Der Angebotsindex IMX wirft einen Rückblick auf das zurückliegende Jahr. Keine Überraschung: Das Interesse an Wohneigentum ist anhaltend hoch. Das gilt sowohl für die Metropolen, aber auch attraktive Mittelstädte. Im bundesweiten Schnitt wurden Eigentumswohnungen im Bestand im Vergleich zum Vorjahr um ca. 5% teurer. Die immensen Preiserhöhungen der zurückliegenden Jahre (2012/13) haben sich nicht im gleichen Maße fortgesetzt. Auch der Preisanstieg von Neubau-Wohnungen lag mit 6,3% unter diesen Vergleichswerten.

Die sogenannten Top-5-Städte (Berlin, Hamburg, Frankfurt, Köln, München) wiesen – mit Ausnahme von Hamburg – jedoch auch 2014 zweistellige Kostenanstiege auf. Hamburg lag mit 4,6% knapp unter dem Schnitt. Dass Berlin die größten Zuwächse zu verzeichnen hatte (13,8%) dürfte Marktbeobachter kaum überraschen. Bei solchen Zahlen kann nach Ansicht von ImmoScout24 von einer Marktberuhigung nicht gesprochen werden. Selbst dann, wenn man den Zuwachs mit den Vorjahresergebnissen vergleicht: 15,1% (2013) und 16,9%(2012).
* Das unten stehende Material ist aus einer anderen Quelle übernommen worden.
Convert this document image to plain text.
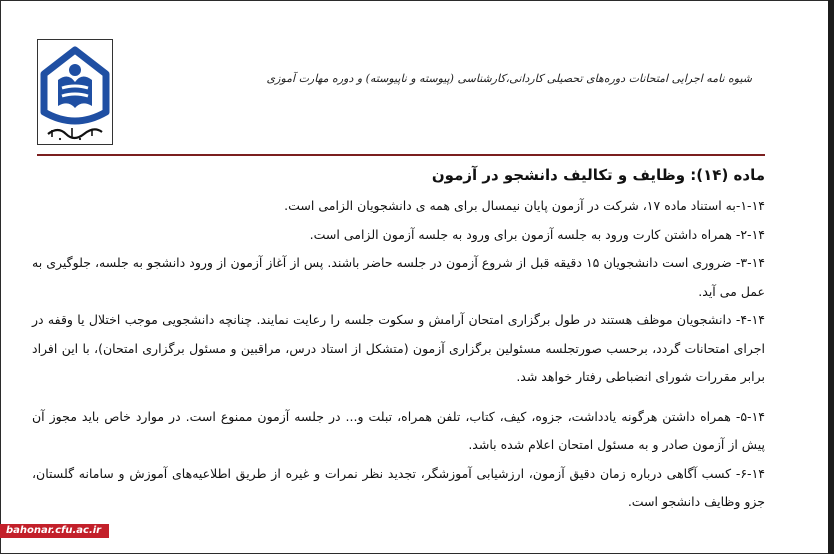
شیوه نامه اجرایی امتحانات دوره‌های تحصیلی کاردانی،کارشناسی (پیوسته و ناپیوسته) و دوره مهارت آموزی
ماده (۱۴): وظایف و تکالیف دانشجو در آزمون

۱-۱۴-به استناد ماده ۱۷، شرکت در آزمون پایان نیمسال برای همه ی دانشجویان الزامی است.

۲-۱۴- همراه داشتن کارت ورود به جلسه آزمون برای ورود به جلسه آزمون الزامی است.

۳-۱۴- ضروری است دانشجویان ۱۵ دقیقه قبل از شروع آزمون در جلسه حاضر باشند. پس از آغاز آزمون از ورود دانشجو به جلسه، جلوگیری به عمل می آید.

۴-۱۴- دانشجویان موظف هستند در طول برگزاری امتحان آرامش و سکوت جلسه را رعایت نمایند. چنانچه دانشجویی موجب اختلال یا وقفه در اجرای امتحانات گردد، برحسب صورتجلسه مسئولین برگزاری آزمون (متشکل از استاد درس، مراقبین و مسئول برگزاری امتحان)، با این افراد برابر مقررات شورای انضباطی رفتار خواهد شد.

۵-۱۴- همراه داشتن هرگونه یادداشت، جزوه، کیف، کتاب، تلفن همراه، تبلت و... در جلسه آزمون ممنوع است. در موارد خاص باید مجوز آن پیش از آزمون صادر و به مسئول امتحان اعلام شده باشد.

۶-۱۴- کسب آگاهی درباره زمان دقیق آزمون، ارزشیابی آموزشگر، تجدید نظر نمرات و غیره از طریق اطلاعیه‌های آموزش و سامانه گلستان، جزو وظایف دانشجو است.

bahonar.cfu.ac.ir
Mieten und Preise im Gleichschritt

Mieten und Preise haben sich im Jahresvergleich (deutschlandweit) nahezu im Gleichschritt erhöht. Der Anstieg der Mieten liegt übers Jahr gerechnet bei 4,8%. Dabei wurden die Preissprünge des ersten Quartals durch geringere Zahlen in den letzten Monaten “abgefangen”. Der Zuwachs lag damit insgesamt wieder auf dem Niveau von 2013. Auch hier liegt Berlin bei den Großstädten wieder vorn: 5,4%. Hier zeichnet sich eine ähnliche Entwicklung wie bei den Kaufpreisen ab: Der Anstieg ist geringer als in den Vorjahren als der Wert bei 8% lag. Deutlich “moderater” änderten sich die Mietpreise in Köln (-0,3%) und Hamburg (1,6%).
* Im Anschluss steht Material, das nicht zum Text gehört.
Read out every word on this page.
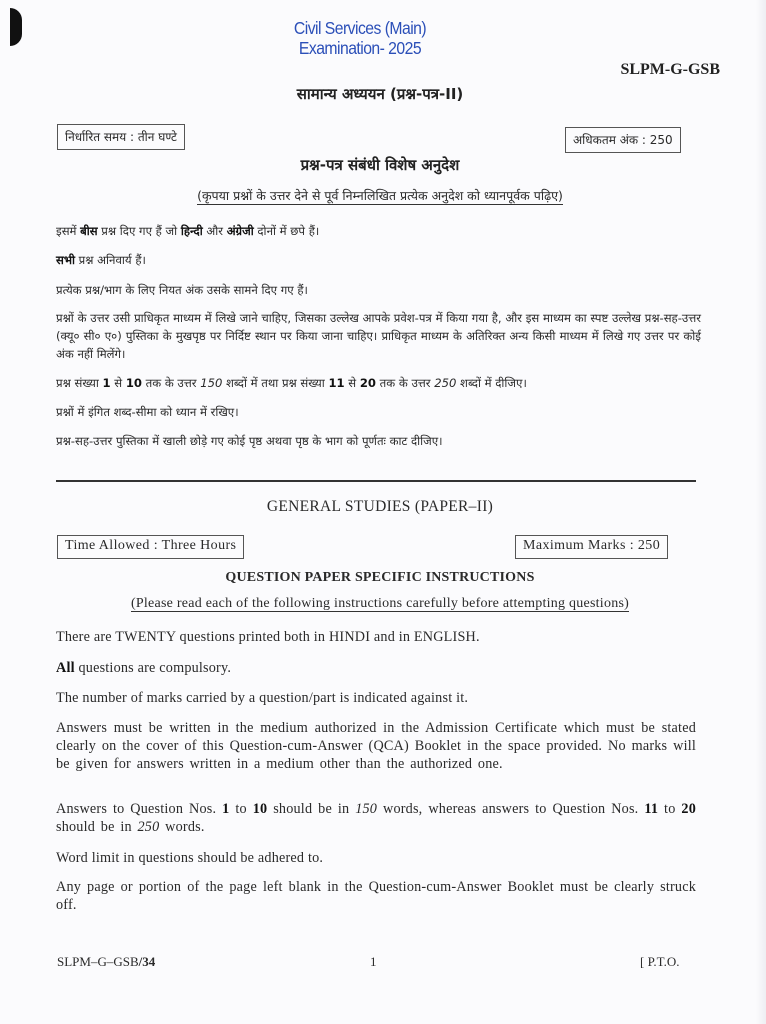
Civil Services (Main)
Examination- 2025
SLPM-G-GSB
सामान्य अध्ययन (प्रश्न-पत्र-II)
निर्धारित समय : तीन घण्टे	अधिकतम अंक : 250
प्रश्न-पत्र संबंधी विशेष अनुदेश
(कृपया प्रश्नों के उत्तर देने से पूर्व निम्नलिखित प्रत्येक अनुदेश को ध्यानपूर्वक पढ़िए)
इसमें बीस प्रश्न दिए गए हैं जो हिन्दी और अंग्रेजी दोनों में छपे हैं।
सभी प्रश्न अनिवार्य हैं।
प्रत्येक प्रश्न/भाग के लिए नियत अंक उसके सामने दिए गए हैं।
प्रश्नों के उत्तर उसी प्राधिकृत माध्यम में लिखे जाने चाहिए, जिसका उल्लेख आपके प्रवेश-पत्र में किया गया है, और इस माध्यम का स्पष्ट उल्लेख प्रश्न-सह-उत्तर (क्यू० सी० ए०) पुस्तिका के मुखपृष्ठ पर निर्दिष्ट स्थान पर किया जाना चाहिए। प्राधिकृत माध्यम के अतिरिक्त अन्य किसी माध्यम में लिखे गए उत्तर पर कोई अंक नहीं मिलेंगे।
प्रश्न संख्या 1 से 10 तक के उत्तर 150 शब्दों में तथा प्रश्न संख्या 11 से 20 तक के उत्तर 250 शब्दों में दीजिए।
प्रश्नों में इंगित शब्द-सीमा को ध्यान में रखिए।
प्रश्न-सह-उत्तर पुस्तिका में खाली छोड़े गए कोई पृष्ठ अथवा पृष्ठ के भाग को पूर्णतः काट दीजिए।
GENERAL STUDIES (PAPER–II)
Time Allowed : Three Hours	Maximum Marks : 250
QUESTION PAPER SPECIFIC INSTRUCTIONS
(Please read each of the following instructions carefully before attempting questions)
There are TWENTY questions printed both in HINDI and in ENGLISH.
All questions are compulsory.
The number of marks carried by a question/part is indicated against it.
Answers must be written in the medium authorized in the Admission Certificate which must be stated clearly on the cover of this Question-cum-Answer (QCA) Booklet in the space provided. No marks will be given for answers written in a medium other than the authorized one.
Answers to Question Nos. 1 to 10 should be in 150 words, whereas answers to Question Nos. 11 to 20 should be in 250 words.
Word limit in questions should be adhered to.
Any page or portion of the page left blank in the Question-cum-Answer Booklet must be clearly struck off.
SLPM–G–GSB/34	1	[ P.T.O.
Welche Folgen wird die Mietpreisbremse zeitigen? Das ist nach Ansicht der Experten von ImmoScout24 eine der “spannendsten Fragen für die kommenden Monate”. Aller Voraussicht nach werden die Effekte nicht einheitlich sein, sondern von Region zu Region verschieden. Während einige Märkte die “Preisobergrenzen” bereits erreicht haben, gibt es in anderen Städten durchaus noch Spiel nach oben.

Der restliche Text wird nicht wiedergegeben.